Titan’s adjusted loss per share of $0.11 missed the Street by $0.05, despite revenue upside. Sales of $465 million were ahead of consensus of $408 million and our $425 million estimate. Both construction and agriculture sales beat our estimate, while international was in line. Construction same-store sales were up 24.4%, helping offset some of the weakness in agriculture.

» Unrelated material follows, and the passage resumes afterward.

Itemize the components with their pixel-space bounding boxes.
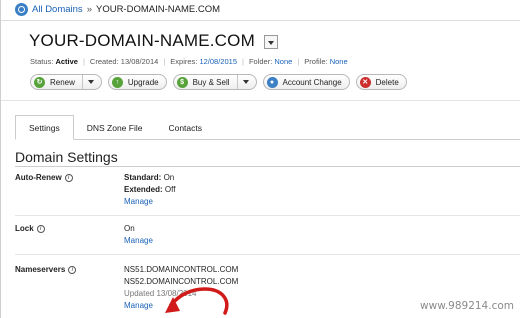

Margins were lower than we expected across the board. Equipment gross margin of 8.3% drove part of the shortfall, leading to an overall gross margin of 16.3% compared with consensus of 16.9%. Weaker pricing likely weighed on gross margin. Operating expenses, including the restructuring cost, were slightly above our expectation. Titan continues to lose money in the construction and international segments, but construction headcount reductions are expected to improve profitability throughout the course of the year. The strong construction same-store sales increase was not enough to help the segment achieve breakeven levels, even excluding restructuring costs.
Inventories of $1.12 billion were up sequentially and year-over-year, and are still too high. Management had guided inventories to still be high in the first quarter. Adjusted operating cash flow for the quarter was $11 million and the company reiterated its target of $60 million to $80 million. Floorplan notes payable of about $800 million were $50 million higher sequentially.
The company’s loss per share according to GAAP was $0.20, including realignment costs. We calculate the company’s tangible book value per share to be $17.50 at the end of the quarter. Further weakness in operating conditions and changes to used equipment values are one of the biggest risks to the company’s book value.
Management reaffirmed its guidance for $0.70 to $1.00 in adjusted EPS and $1.95 billion to $2.15 billion in revenue. We continue to view the EPS guidance as aggressive because we see risk to margins based on weaker agriculture same-store sale and used equipment pricing. Last year, Titan Machinery lost $0.02 in its fiscal first quarter, before a sequential uptick in the second quarter. On the 8:30 a.m. ET earnings call, we will gain a better sense of earnings progression throughout the year and end-market conditions. We continue to believe that the guidance will be backend loaded and there is downside risk to estimates.